“One Night in Miami,” January 25,2021, Netflix. Imagine Malcolm X, Cassius Clay, Sam Cooke and Jim Brown hanging out and talking about work, life, politics, race, identity and meaning and you’re a fly on the wall. Director Regina King has given us a likely scenario via Kemp Powers’ screenplay modification of his theatrical work of the same title and with enough backstory for those unfamiliar with the events of the day. It’s 1963-64 and Cassius Clay (Eli Goree) soon to be Muhammad Ali, is fighting his way to a championship bout with Sonny Liston. His mentor and friend, Malcolm X (Kingsley Ben-Adir) has been advising him towards conversion to Islam even as his conflict with Nation of Islam head Elijah Muhammad is coming to a head and his life is itself at risk. His friend, Jim Brown (Aldis Hodge), the greatest running back in football history [I still believe this to be true in 2021], is about to make his own break with sports and move to acting but is facing huge pushback. Sam Cooke (Leslie Odom, Jr.) is a genius producing his own and others r&b hits for the now global market after starting his own label. Each knows the sting of white supremacy in their work and their lives. Each knows the imperative of change. How to make that change? What must each of us do? What do we owe one another? The community? Ourselves? How do we remain true to what we are and do these other things? Small questions of course, set in the get-together following Ali’s victory over Sonny Liston to win the championship in Miami in 1964.
As with most of these play-to-film pieces, the theatrical residue persists. But the acting is first rate and each lead is stellar in their own right. Hodge’s Brown has a remarkable presence about him, a palpable strength and intelligence, Goree’s Clay/Ali is young and evolving, Ben-Adir’s Malcom is appropriately anxious about his security—including his NoI bodyguards and obsessed with threats and conflicts about to explode.

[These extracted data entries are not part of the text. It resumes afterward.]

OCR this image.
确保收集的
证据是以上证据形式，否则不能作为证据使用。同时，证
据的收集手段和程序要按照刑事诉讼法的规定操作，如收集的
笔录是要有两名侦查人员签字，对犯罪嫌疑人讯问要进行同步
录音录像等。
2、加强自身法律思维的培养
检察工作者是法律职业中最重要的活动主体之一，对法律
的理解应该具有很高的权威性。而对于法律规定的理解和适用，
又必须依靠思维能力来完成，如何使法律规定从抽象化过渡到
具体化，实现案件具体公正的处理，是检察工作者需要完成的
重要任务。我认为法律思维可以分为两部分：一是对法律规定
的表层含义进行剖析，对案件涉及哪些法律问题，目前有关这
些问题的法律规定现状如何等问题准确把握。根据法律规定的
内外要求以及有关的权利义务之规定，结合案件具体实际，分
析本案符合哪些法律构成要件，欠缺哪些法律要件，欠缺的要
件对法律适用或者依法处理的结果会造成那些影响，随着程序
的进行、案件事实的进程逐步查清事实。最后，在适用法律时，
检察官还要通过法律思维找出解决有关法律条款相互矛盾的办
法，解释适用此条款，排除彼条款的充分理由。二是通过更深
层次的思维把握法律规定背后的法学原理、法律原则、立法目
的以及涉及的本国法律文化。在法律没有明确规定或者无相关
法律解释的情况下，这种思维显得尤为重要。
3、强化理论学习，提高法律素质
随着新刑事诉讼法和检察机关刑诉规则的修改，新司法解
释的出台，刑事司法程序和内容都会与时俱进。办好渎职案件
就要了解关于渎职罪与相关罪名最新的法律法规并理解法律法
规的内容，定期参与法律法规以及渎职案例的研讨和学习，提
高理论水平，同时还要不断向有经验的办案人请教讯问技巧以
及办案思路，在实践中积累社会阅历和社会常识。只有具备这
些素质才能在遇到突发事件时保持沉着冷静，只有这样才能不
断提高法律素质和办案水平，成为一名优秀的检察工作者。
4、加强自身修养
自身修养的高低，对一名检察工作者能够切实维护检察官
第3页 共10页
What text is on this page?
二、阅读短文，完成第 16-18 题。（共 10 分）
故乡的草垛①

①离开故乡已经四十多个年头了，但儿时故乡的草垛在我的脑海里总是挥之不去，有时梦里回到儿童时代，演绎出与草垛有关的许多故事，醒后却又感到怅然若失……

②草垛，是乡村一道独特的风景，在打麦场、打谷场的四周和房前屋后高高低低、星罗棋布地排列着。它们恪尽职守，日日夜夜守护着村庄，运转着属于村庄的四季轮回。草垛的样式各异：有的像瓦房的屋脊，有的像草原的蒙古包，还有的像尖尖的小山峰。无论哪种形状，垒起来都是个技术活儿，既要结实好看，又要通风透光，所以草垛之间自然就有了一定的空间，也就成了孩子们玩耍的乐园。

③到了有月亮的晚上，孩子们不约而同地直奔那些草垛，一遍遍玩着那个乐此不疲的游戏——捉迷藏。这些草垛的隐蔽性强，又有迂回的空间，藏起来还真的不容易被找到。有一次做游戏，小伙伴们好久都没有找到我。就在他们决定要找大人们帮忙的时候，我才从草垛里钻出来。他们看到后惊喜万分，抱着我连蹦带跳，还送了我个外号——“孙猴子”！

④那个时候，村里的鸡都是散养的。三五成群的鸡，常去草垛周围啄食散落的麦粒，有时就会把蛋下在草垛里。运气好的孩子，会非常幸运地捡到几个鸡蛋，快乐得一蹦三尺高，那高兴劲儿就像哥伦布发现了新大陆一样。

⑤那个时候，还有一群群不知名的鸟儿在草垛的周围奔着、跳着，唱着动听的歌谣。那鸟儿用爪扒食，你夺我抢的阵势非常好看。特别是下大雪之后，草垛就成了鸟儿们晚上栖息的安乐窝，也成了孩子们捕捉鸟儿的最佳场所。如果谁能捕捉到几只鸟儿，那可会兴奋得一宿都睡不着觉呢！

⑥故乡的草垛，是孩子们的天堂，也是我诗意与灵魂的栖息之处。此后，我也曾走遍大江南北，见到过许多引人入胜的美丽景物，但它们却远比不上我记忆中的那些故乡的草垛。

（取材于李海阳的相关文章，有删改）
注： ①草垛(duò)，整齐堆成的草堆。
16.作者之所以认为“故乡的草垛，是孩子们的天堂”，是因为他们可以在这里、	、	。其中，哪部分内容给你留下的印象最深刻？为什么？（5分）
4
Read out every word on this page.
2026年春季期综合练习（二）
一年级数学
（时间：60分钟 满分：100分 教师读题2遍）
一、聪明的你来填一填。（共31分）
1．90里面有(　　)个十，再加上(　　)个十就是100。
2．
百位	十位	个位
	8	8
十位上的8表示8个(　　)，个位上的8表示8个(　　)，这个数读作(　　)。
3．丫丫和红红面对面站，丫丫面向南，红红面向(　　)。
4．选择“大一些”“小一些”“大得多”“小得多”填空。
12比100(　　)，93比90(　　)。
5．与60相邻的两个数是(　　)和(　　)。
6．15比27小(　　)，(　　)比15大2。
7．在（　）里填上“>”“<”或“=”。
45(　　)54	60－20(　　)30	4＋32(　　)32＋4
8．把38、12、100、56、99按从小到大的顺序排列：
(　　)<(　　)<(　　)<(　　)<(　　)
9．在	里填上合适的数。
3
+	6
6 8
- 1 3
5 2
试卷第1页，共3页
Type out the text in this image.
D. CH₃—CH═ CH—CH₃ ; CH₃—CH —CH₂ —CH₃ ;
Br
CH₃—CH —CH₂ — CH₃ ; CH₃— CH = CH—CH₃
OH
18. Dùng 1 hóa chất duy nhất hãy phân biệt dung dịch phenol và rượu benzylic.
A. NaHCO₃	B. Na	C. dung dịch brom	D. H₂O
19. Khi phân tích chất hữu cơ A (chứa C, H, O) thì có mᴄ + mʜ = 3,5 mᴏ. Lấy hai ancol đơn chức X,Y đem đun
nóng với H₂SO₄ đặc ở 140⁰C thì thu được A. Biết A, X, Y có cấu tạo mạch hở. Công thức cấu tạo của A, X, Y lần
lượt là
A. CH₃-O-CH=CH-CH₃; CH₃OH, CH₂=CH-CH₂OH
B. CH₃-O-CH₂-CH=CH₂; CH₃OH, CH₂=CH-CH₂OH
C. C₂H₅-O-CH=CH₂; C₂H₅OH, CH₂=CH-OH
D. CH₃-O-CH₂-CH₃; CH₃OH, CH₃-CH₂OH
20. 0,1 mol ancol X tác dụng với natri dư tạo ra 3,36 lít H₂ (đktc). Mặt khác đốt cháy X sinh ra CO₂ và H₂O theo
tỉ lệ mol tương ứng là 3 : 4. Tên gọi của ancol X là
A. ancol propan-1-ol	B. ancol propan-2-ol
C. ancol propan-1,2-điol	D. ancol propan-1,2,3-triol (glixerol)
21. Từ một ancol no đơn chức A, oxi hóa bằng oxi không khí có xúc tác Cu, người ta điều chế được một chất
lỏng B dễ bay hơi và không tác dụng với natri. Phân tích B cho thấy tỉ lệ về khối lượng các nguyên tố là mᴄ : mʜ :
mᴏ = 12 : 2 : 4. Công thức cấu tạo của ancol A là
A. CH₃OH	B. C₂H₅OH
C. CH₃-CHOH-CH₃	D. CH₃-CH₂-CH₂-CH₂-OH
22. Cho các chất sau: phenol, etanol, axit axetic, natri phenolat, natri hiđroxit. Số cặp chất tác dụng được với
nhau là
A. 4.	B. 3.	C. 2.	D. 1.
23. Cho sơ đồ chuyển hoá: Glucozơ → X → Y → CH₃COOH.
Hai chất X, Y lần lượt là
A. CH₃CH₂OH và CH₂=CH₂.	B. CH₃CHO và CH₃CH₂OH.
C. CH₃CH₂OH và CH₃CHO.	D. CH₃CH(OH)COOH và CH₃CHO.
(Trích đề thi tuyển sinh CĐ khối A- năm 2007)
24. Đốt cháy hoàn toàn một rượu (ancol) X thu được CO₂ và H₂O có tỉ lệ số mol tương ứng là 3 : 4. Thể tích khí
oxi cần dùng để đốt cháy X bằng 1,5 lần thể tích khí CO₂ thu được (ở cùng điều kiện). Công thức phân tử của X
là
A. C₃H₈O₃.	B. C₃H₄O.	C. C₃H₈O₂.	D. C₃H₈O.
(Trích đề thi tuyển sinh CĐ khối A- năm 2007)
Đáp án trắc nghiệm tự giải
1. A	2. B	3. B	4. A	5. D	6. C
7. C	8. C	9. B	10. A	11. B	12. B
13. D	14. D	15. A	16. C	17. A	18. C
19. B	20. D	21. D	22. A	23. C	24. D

And Odom’s Cooke is a showman trying to balance success in one world with “the change that’s gonna come.” It’s a wonderful exercise in considering that moment in history. Each carries their own special burdens into this party.
It’s also a film that doesn’t shy away from internal conflicts in the Black movements of the day, including the question of Black economic power, and the NoI’s dictatorial and even cult-like structure A film well worth watching.